The Cycle of Day and Night

The human inhabitants of the mountain are a people known as the Rakkor. Most are sun-worshippers, but there is a secret heretic sect of moon worshippers. To put it mildly, the two groups do not get along. Editor’s note: Shawn’s characterization of the noble Lunari as “heretics” is his own opinion and does not reflect that of the entire LoR dev team.

This duality—day and night, sun and moon, Solari and Lunari—is the essential conflict of the people of Targon and something we knew we needed to reflect in the cards.

We explored a LOT of angles, particularly around the notion that the whole game would shift between a state of day and night, either automatically every other round or as you played cards that changed the time of day. These mechanics proved really interesting, but ONLY when both players were using them and on opposite sides—a day deck vs a night deck in a tug of war over the sky. We explored ways to get non-day/night decks to engage in the cycle, but it pulled so much focus that we reframed and tried to isolate the mechanics to rewarding actions a player could control.

Noah “Riot DefaultChar” Selzer proposed the mechanics that became Daybreak and Nightfall. Daybreak would reward the first play of the round and Nightfall every card after it. We thought this was perfect—not only did it succeed as a reflection of the Targonian conflict, but each mechanic gave its cards a unique quality. Day was deliberate, in your face, and unsubtle, while night rewarded waiting and careful setup through banking mana, only to unleash a big round where you might play multiple Nightfall cards in a flurry. Plus, I liked that the mechanics were open-ended and could be used in any deck (and could even complement one another), but we could also create “build around cards” like Leona and Diana or Rahvun and Duskrider that would encourage you to play dedicated Day or Night decks.


Embracing the Darkness

The Solari and Lunari are deeply connected to Targon, but, as mentioned with Trundle, we like to find those cross-champion/cross-region mechanical connections where possible, so we searched for who else might play into these themes of sun/moon, day/night, light/dark. Nocturne stood out with his penchant for casting Summoner’s Rift into darkness and fit the Nightfall pattern of lying in wait only to spring suddenly on you.

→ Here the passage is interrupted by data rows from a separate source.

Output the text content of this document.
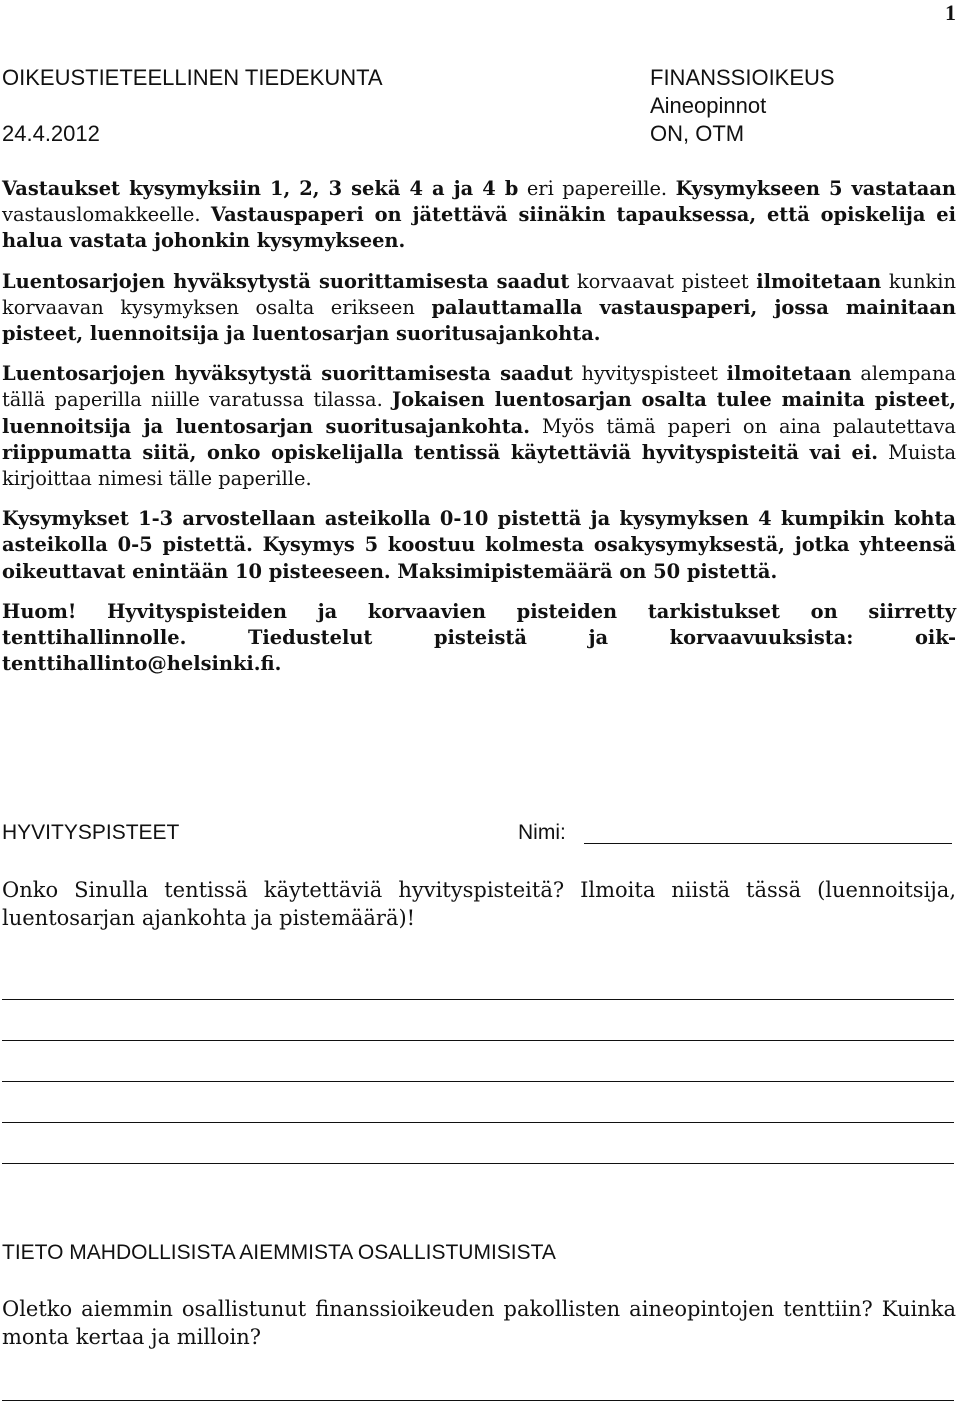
1
OIKEUSTIETEELLINEN TIEDEKUNTA
24.4.2012
FINANSSIOIKEUS
Aineopinnot
ON, OTM

Vastaukset kysymyksiin 1, 2, 3 sekä 4 a ja 4 b eri papereille. Kysymykseen 5 vastataan vastauslomakkeelle. Vastauspaperi on jätettävä siinäkin tapauksessa, että opiskelija ei halua vastata johonkin kysymykseen.

Luentosarjojen hyväksytystä suorittamisesta saadut korvaavat pisteet ilmoitetaan kunkin korvaavan kysymyksen osalta erikseen palauttamalla vastauspaperi, jossa mainitaan pisteet, luennoitsija ja luentosarjan suoritusajankohta.

Luentosarjojen hyväksytystä suorittamisesta saadut hyvityspisteet ilmoitetaan alempana tällä paperilla niille varatussa tilassa. Jokaisen luentosarjan osalta tulee mainita pisteet, luennoitsija ja luentosarjan suoritusajankohta. Myös tämä paperi on aina palautettava riippumatta siitä, onko opiskelijalla tentissä käytettäviä hyvityspisteitä vai ei. Muista kirjoittaa nimesi tälle paperille.

Kysymykset 1-3 arvostellaan asteikolla 0-10 pistettä ja kysymyksen 4 kumpikin kohta asteikolla 0-5 pistettä. Kysymys 5 koostuu kolmesta osakysymyksestä, jotka yhteensä oikeuttavat enintään 10 pisteeseen. Maksimipistemäärä on 50 pistettä.

Huom! Hyvityspisteiden ja korvaavien pisteiden tarkistukset on siirretty tenttihallinnolle. Tiedustelut pisteistä ja korvaavuuksista: oik-tenttihallinto@helsinki.fi.

HYVITYSPISTEET	Nimi:
Onko Sinulla tentissä käytettäviä hyvityspisteitä? Ilmoita niistä tässä (luennoitsija, luentosarjan ajankohta ja pistemäärä)!
TIETO MAHDOLLISISTA AIEMMISTA OSALLISTUMISISTA
Oletko aiemmin osallistunut finanssioikeuden pakollisten aineopintojen tenttiin? Kuinka monta kertaa ja milloin?
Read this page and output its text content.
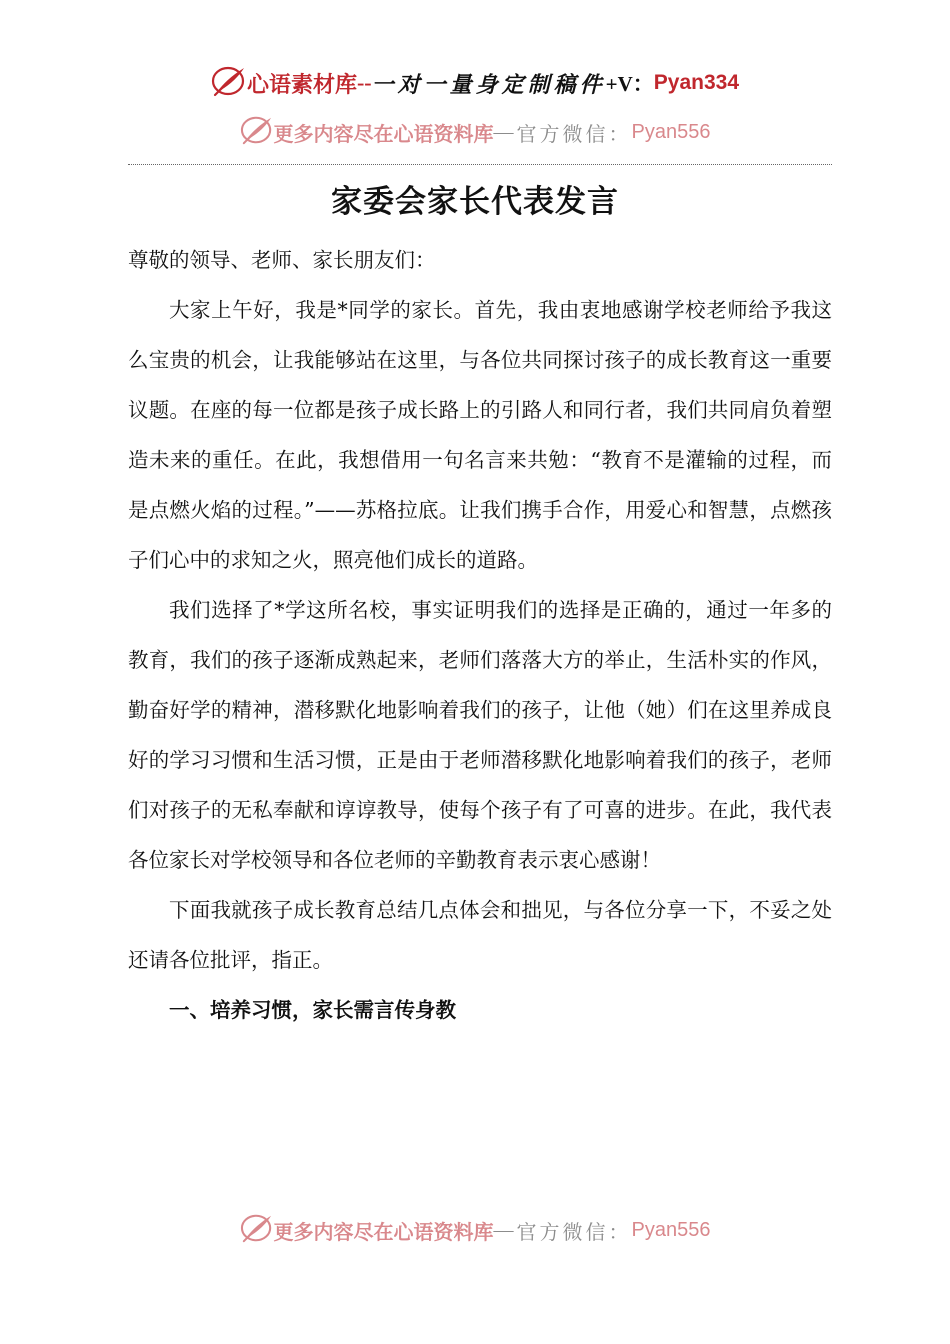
心语素材库 -- 一对一量身定制稿件 +V： Pyan334
更多内容尽在心语资料库 — 官方微信： Pyan556
家委会家长代表发言

尊敬的领导、老师、家长朋友们：

大家上午好，我是*同学的家长。首先，我由衷地感谢学校老师给予我这么宝贵的机会，让我能够站在这里，与各位共同探讨孩子的成长教育这一重要议题。在座的每一位都是孩子成长路上的引路人和同行者，我们共同肩负着塑造未来的重任。在此，我想借用一句名言来共勉：“教育不是灌输的过程，而是点燃火焰的过程。”——苏格拉底。让我们携手合作，用爱心和智慧，点燃孩子们心中的求知之火，照亮他们成长的道路。

我们选择了*学这所名校，事实证明我们的选择是正确的，通过一年多的教育，我们的孩子逐渐成熟起来，老师们落落大方的举止，生活朴实的作风，勤奋好学的精神，潜移默化地影响着我们的孩子，让他（她）们在这里养成良好的学习习惯和生活习惯，正是由于老师潜移默化地影响着我们的孩子，老师们对孩子的无私奉献和谆谆教导，使每个孩子有了可喜的进步。在此，我代表各位家长对学校领导和各位老师的辛勤教育表示衷心感谢！

下面我就孩子成长教育总结几点体会和拙见，与各位分享一下，不妥之处还请各位批评，指正。

一、培养习惯，家长需言传身教

更多内容尽在心语资料库 — 官方微信： Pyan556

With a champion like Nocturne who doesn’t have a specific region connection, we try to find a home that makes sense either thematically or mechanically (and ideally both). Thematically, we liked Nightfall in Shadow Isles with its literal connections to shadow and darkness, but we also had a nice base of aggressive Shadow Isles cards that could complement the mechanic. Typically, Nightfall rewards early rounds spent banking mana, getting ready, then springing cards on you in a single round. We knew this could have an almost horror movie feel and allowed the team to build out creatures that jumped out of the shadows (or even were composed of shadow), a nice contrast to stealthy Lunari assassins.

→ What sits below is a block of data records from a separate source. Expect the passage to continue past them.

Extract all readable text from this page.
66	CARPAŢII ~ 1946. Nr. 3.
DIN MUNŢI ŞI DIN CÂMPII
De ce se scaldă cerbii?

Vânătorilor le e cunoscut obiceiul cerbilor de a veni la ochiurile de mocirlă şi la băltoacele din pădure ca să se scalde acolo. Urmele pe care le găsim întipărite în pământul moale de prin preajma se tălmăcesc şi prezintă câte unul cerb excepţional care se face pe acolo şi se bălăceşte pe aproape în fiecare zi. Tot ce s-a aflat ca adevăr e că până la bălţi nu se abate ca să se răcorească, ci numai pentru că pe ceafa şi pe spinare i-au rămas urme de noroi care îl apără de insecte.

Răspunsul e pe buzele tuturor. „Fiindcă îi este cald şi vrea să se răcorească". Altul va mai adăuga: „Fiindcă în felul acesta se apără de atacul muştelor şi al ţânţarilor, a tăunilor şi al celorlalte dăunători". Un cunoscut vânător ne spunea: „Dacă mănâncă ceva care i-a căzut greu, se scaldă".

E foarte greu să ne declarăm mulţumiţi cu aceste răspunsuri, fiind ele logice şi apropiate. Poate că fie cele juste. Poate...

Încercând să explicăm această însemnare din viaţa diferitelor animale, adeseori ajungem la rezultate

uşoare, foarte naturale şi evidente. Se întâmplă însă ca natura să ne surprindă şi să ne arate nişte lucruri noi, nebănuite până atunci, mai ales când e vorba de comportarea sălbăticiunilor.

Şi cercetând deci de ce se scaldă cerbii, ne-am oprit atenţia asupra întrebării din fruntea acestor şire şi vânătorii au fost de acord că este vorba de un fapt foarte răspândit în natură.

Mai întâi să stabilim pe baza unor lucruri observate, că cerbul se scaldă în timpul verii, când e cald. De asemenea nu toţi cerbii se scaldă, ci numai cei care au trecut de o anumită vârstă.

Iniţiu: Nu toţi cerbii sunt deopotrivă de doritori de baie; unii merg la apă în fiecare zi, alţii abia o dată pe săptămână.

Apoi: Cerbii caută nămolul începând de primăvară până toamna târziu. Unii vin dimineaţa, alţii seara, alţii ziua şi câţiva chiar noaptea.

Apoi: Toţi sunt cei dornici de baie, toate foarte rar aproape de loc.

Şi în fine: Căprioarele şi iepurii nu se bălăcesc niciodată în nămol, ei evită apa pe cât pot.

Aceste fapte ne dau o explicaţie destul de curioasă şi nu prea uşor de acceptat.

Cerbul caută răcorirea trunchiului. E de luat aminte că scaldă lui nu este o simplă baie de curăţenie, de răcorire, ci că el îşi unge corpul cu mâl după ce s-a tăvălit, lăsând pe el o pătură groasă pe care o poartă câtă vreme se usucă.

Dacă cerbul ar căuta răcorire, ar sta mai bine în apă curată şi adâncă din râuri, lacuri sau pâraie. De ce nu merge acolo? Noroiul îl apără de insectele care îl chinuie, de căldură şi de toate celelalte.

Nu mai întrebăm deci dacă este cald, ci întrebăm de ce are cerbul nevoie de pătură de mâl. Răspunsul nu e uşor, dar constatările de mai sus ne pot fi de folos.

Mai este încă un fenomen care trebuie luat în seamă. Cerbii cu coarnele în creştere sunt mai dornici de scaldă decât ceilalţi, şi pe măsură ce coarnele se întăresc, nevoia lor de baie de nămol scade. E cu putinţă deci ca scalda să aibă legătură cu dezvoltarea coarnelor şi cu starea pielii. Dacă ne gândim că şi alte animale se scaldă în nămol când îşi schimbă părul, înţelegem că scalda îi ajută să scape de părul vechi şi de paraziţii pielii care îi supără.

The Journey Up the Mountain

Mount Targon is itself a crucible—a towering, impossibly tall mountain that calls to travelers who dare to ascend it. It is a journey and a physical trial that rewards strength and allies who have your back.

This design pillar wouldn’t inspire a keyword in the same way as the other pillars (Shawn looks around, leans in, and whispers: at least not one I can talk about for this release), but it did lead us to consider the suite of abilities that would define Targon’s region identity. We asked ourselves: Which mechanics and champions could play into this journey motif?

Simultaneous to exploring the design pillars, as we introduce a new region, we consider the needs of its full roster of champions—are there common mechanics we should make sure the region contains? This includes considering champions that we won’t introduce until future releases. In the case of Targon, it stood out that the region has a relatively high number of support champs.

Leaning into LoR’s support mechanic itself would imply certain other needs for the region’s cards. Supports obviously protect or buff your units, so it would require units that wanted to be protected or buffed (such as those with keywords like Overwhelm) and also would require tools to protect your supports so they wouldn’t always die on the attack.

Thematically, this fits the journey motif beautifully: Weak heroes begin the journey, but through cooperation and hardship they grow stronger until they reach the top of the mountain (and end of the game) as powerful heroes.

Mechanically, though, it turned out that having a lot of support units could be problematic. First, the mechanic rewards offense, making them terrible on defensive rounds. We solved this by making Targon’s support bonuses permanent. Now if you are able to attack, you’ll be stronger and more able to block. This also made their support units naturally powerful in a long game, and fit Targon’s spells leaning more on “grant” type buffs. Second, sequencing your attack can become very challenging when you have a lot of support units. We tried to address this at both ends, having obvious targets (you see this the loudest in the second support region, Ionia, with cards like Flower Child) and having cards that encourage you to sequence them in a certain way (such as Mountain Sojourners).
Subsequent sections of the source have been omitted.